Александр узнал юных сестер Надю и Груню, вчера на празднике все время не разлучавшихся друг с другом. И здесь они стояли рядом, направляя ломиками трос, бегущий вдоль плота. Узнал Ксению, высокую рябоватую девицу со злым блеском маленьких зеленых глаз и нахмуренными по-стариковски бровями. Она и вчера мешала общему веселью, ни с кем не сближаясь и подчеркнуто показывая, что она одна. Вчера она пела со всеми вместе песни, выходила плясать, но все это делалось так, чтобы окружающим было понятно — девица веселится только для себя. Так, как ей хочется.
У васильянова колеса он узнал еще трех девушек, имен их он вчера не запомнил.

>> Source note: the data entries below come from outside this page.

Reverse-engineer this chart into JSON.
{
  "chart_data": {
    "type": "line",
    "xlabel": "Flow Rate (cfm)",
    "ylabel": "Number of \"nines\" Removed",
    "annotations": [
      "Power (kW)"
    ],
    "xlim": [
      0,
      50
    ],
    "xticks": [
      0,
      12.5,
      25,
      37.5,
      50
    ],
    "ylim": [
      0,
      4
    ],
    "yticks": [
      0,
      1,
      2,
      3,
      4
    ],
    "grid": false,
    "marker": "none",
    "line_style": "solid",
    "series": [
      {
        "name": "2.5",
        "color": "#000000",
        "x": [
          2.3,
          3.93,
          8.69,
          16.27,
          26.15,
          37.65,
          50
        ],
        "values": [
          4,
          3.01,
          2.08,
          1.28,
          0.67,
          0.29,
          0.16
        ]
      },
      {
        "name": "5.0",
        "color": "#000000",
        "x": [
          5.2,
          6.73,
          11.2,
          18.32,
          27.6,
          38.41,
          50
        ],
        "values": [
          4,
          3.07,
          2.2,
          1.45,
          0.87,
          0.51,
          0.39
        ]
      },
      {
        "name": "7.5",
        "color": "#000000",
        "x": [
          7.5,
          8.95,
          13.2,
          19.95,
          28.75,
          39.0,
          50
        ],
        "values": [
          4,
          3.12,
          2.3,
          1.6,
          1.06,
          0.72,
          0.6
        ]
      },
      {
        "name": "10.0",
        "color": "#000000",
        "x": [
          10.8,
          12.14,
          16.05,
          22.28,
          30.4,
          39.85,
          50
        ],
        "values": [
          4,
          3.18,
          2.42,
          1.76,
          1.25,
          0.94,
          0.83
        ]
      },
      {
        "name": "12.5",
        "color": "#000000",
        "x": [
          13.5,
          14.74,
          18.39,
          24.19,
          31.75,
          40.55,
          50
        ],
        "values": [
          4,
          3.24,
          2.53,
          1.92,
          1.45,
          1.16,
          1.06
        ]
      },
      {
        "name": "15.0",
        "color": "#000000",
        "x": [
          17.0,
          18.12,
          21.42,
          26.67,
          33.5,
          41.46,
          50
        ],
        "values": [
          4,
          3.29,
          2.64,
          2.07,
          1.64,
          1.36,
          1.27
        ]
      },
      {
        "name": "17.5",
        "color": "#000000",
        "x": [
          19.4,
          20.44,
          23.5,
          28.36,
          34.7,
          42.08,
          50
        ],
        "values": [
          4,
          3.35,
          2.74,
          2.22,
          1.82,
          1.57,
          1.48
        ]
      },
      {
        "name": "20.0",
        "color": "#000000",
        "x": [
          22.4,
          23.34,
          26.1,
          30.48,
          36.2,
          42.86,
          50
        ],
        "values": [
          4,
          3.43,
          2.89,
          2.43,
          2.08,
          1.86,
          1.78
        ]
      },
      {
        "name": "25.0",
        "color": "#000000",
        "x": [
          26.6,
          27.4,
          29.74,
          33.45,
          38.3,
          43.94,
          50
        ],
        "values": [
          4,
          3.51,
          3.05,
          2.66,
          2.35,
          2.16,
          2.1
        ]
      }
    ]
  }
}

Тут же, вцепившись в спицу колеса обеими руками и изо всех сил таща его на себя, шла по кругу Ирина Даниловна, женщина средних лет, с тихим, задумчивым лицом.
Вчера она одета была в черное шелковое платье с короткими рукавами и повязана таким же черным платком с крылатым узлом на затылке. Александру запомнились ее полные, белые руки, но с узловатыми пальцами от трудной, тяжелой работы.
Теперь она шла откинув назад непокрытую голову — черные волосы упали ей на плечи, — шла по кругу с той же ласковой, задумчивой улыбкой. И так же были обнажены до локтя ее руки. Только теперь на ней была надета вылинявшая солдатская гимнастерка и мускулы рук напряглись так, что потеряли прежнюю женственность.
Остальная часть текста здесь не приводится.